What are you looking for in an applicant?
Applicants should be self-directed learners, have strong self-assessment skills and must be open to critical feedback. Candidates should have a keen interest in neurology, a strong desire to enhance patient outcomes through practicing in an evidence-based manner and should have potential to assume leadership roles in the profession.
Do you accept new graduates into your residency program?
Yes, new graduates from all accredited physical therapy programs are welcome to apply. Candidates planning to take the licensing exam in July (or earlier) are eligible to apply as the clinical training begins at the end of August. Applicants need to have a Massachusetts PT license* prior to starting their clinical work. However, residents may start the didactic coursework in June without a license.

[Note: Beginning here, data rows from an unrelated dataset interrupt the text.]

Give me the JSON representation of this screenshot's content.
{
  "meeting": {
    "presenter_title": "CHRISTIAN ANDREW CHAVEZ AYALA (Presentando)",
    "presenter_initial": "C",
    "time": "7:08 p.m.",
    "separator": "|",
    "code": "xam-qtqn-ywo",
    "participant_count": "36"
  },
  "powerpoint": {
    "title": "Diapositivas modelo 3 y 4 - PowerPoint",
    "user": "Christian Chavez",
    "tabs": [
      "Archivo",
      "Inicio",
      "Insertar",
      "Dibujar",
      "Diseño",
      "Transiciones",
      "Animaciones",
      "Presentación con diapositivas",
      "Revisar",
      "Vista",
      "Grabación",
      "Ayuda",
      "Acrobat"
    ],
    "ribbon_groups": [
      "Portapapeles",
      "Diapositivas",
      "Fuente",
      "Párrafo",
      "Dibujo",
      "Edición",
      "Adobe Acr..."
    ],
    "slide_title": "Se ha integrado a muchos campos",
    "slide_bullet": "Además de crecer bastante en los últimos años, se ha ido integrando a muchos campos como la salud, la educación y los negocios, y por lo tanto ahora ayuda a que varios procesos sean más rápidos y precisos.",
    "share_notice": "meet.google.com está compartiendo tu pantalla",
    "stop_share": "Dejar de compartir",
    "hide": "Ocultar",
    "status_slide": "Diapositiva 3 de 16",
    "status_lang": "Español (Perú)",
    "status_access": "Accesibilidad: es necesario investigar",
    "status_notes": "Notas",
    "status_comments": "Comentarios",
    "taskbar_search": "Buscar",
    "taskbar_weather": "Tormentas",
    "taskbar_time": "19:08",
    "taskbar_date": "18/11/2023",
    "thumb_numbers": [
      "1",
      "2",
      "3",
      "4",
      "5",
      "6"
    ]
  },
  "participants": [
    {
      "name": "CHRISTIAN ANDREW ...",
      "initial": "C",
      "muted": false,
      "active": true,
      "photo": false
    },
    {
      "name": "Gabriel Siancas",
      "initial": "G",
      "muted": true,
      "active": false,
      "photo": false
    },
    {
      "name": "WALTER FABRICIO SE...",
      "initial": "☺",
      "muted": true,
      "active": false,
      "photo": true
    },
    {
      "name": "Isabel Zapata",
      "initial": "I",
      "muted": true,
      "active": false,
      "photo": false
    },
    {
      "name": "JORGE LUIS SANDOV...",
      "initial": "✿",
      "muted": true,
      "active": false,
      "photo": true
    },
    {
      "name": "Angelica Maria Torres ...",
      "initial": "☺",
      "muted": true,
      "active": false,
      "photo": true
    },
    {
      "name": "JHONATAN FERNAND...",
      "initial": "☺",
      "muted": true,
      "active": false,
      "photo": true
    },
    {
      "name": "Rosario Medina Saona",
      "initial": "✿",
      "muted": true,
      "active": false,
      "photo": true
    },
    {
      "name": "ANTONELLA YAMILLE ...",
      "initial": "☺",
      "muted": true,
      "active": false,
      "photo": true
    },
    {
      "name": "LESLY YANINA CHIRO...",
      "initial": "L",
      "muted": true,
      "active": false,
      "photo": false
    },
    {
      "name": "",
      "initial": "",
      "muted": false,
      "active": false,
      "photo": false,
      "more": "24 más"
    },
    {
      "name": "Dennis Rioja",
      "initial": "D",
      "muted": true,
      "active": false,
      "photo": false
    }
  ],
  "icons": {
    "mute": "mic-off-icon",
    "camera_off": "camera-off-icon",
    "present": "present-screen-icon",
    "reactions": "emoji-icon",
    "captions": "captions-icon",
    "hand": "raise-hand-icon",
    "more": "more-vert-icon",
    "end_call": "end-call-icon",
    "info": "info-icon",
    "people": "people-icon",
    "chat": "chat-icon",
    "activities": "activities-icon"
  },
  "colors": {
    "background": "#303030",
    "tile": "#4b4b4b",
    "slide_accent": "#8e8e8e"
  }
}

*Please note that there is no temporary license in Massachusetts.
Do you accept licensed physical therapists with prior clinical experience into your residency program?
Yes, we accept therapists with prior clinical experience into our program. We consider candidates with any number of months/years of clinical experience.
Are international physical therapists eligible to apply to your program?
Yes. Candidates must have or be eligible for a PT license in the state of Massachusetts.
Do you require any specific continuing education coursework or other clinical experiences in order to apply?
What is involved in the interview process?
The interview process consists of a 10-minute case presentation by the candidate followed by questions from the admissions committee.
How many residents do you accept each year?
Historically, we have accepted 2 residents per year into our program. We continue to consider accepting additional residents in the future.
How long is your program? When does the program start?
The residency is approximately 14 months in duration. The clinical training begins in late August and finishes in late August of the following year. Our didactic training typically begins in late June of each year (prior to the August clinical training start date) in the form of webinars and can be accessed remotely from anywhere in the country. Residents are expected to move to the Boston area prior to the start of the clinical training in late August.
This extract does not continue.